Der legendäre Terrassenbau in den 1950er-Jahren. Foto: Archiv Kasenbacher

"Monumente des Fortschritts – Industriedenkmäler im Südwesten" beschäftigt sich mit Terrassenbau. Am 24. Januar im SWR.

Schramberg - Die Fünftälerstadt Schramberg hat allen Grund, mit ihren Schätzen nicht hinterm Berg zu halten und ihre Besonderheiten ins rechte Licht zu rücken. Das beschert nämlich immer öfter auch landesweite Aufmerksamkeit.

Der Film "Monumente des Fortschritts – Industriedenkmäler im Südwesten" gibt dafür ein neues Beispiel ab. Er unternimmt am Samstag, 24. Januar, um 20.15 Uhr im Südwestfernsehen eine Reise in eine Zeit, in der der ganze Südwesten im Umbruch war.

Es ist eine Reise der Entdeckungen und Wiederentdeckungen, zu "Kathedralen der Arbeit", verstaubten Ruinen, schicken Lofts und Denkmälern des Fortschritts - vorwiegend des frühen 20. Jahrhunderts. Sie sind so lang wie die Titanic, verträumt wie ein Dornröschenschloss oder gewaltig wie eine Burg. Es sind kühne Konstruktionen, atemberaubend modern oder herrschaftlich wie ein Palast.

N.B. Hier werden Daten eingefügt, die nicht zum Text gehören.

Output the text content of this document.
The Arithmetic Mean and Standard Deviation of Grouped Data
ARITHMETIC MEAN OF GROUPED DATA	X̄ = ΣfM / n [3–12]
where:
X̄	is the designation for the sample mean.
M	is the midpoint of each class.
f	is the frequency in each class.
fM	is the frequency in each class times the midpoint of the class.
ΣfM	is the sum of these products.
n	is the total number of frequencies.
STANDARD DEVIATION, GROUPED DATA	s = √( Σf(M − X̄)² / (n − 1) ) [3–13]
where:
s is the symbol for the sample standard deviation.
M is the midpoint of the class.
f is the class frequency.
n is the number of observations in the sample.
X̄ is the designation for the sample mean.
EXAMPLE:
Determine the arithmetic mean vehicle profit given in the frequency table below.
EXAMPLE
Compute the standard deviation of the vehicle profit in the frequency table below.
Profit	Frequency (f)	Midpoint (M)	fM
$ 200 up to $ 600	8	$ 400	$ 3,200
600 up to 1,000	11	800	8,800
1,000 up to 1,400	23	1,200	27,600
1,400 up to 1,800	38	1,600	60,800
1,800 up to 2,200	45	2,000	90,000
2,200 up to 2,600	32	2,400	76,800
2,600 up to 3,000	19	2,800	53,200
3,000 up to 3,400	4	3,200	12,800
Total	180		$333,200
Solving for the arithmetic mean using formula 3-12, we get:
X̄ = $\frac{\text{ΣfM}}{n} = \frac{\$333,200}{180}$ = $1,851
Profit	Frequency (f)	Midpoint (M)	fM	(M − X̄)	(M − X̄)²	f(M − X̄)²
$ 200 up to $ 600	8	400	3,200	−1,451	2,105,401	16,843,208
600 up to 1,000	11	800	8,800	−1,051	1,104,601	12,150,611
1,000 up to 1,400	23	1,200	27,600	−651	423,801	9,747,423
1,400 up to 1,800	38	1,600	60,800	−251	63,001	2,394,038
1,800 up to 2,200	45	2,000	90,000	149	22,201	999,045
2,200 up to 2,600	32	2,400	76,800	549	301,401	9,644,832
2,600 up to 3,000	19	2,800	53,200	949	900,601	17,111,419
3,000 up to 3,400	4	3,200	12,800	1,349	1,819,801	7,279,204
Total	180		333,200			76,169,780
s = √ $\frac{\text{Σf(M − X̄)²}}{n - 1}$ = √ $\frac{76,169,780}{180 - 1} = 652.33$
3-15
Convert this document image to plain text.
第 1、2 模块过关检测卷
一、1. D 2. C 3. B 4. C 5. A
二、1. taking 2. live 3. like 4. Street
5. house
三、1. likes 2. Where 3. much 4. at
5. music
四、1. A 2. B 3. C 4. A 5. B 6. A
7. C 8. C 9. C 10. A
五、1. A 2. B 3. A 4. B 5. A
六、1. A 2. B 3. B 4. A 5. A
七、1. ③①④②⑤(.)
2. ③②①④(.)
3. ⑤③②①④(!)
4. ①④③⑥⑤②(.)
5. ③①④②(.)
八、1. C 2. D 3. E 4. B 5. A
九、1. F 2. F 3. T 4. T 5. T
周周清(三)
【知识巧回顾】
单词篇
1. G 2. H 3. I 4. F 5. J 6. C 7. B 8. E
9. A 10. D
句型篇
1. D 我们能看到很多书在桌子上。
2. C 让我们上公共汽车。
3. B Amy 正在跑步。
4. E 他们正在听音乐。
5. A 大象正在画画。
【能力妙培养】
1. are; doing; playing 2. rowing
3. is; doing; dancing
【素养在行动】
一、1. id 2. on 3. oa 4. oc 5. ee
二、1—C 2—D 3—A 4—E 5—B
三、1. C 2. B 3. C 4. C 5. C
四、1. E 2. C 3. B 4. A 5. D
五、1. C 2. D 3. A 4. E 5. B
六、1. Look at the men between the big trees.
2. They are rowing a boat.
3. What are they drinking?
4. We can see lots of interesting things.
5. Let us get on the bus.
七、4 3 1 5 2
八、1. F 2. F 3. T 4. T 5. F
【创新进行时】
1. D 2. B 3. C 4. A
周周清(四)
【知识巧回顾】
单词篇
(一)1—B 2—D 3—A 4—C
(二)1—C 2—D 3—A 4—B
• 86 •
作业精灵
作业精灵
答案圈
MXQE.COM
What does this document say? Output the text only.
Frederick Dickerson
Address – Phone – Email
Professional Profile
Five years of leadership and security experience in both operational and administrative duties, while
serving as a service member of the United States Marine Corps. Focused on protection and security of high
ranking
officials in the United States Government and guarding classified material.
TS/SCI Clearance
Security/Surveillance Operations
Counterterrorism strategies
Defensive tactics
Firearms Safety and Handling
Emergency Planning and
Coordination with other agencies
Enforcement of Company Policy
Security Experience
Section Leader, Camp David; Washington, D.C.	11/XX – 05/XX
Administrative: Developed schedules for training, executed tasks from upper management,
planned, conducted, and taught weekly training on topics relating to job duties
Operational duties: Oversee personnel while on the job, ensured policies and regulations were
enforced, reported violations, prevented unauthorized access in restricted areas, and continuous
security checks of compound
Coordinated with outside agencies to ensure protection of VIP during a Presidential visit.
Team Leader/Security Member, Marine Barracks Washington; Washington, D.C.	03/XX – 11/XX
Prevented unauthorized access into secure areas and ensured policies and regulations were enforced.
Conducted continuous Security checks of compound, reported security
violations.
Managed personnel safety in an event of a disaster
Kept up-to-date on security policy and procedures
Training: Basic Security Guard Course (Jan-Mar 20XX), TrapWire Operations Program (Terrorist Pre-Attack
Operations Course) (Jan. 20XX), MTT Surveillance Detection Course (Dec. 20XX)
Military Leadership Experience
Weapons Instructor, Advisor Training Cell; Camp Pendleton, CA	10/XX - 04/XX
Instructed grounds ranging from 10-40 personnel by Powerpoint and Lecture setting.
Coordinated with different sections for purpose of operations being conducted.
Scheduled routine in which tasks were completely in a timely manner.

Diese Zustandsbeschreibung passt beinahe wie die Faust aufs Auge, denn solche Beispiele hat Schramberg wahrlich ausreichend zu bieten. Die Zuschauer begeben sich also auf dieser Reise quer durch den Südwesten, und streifen dabei auch den kühnen Terrassenbau der Uhrenfabrik Junghans in Schramberg.

Im Film begegnet man auch Menschen, die sich heute noch für die alten Mauern interessieren, die alles tun, um sie zu erhalten, sie mit neuem Leben zu füllen und die Gebäude und ihre Geschichte nicht vergessen zu lassen, wobei die "Monumente des Fortschritts" durch ungewöhnliche Kameraeinstellungen und Aufnahmen aus der Vogelperspektive in völlig neuen Perspektiven gezeigt werden.

Was Wunder, dass die Filmemacher Schramberg, auch außerhalb seine berühmten Fasnet, immer besser entdecken. Und auch in der Landeshauptstadt Stuttgart scheint man das historische bauliche Erbe mindestens so hoch einzuschätzen wie vor der eigenen Haustür. Das auflagenstarke Fachmagazin "Haus und Grund Württemberg" hat der Stadt Schramberg und ihrem Junghans-Gewerbepark nicht von ungefähr vor einem Jahr ein ausführliches, reich bebildertes Kapitel unter der Rubrik "Bedeutende Gebäude in der Region" gewidmet.

Als "Baukunst der Neuzeit" noch heute spektakulär

Neben den geografischen Besonderheiten der Stadt wird auch die historische Bedeutung des Firmenareals an der Geißhalde ausführlich und detailgenau mit großer Ortskenntnis beschrieben.

Wie man ja weiß, ist die Geschichte der Stadt eng mit einem Betrieb verwoben, der über Jahrzehnte den größten Arbeitgeber der Region stellte und in der ersten Hälfte des 20. Jahrhunderts zu weltweiter Bekanntheit gelangte: Der 1861 gegründete Uhrenhersteller Junghans.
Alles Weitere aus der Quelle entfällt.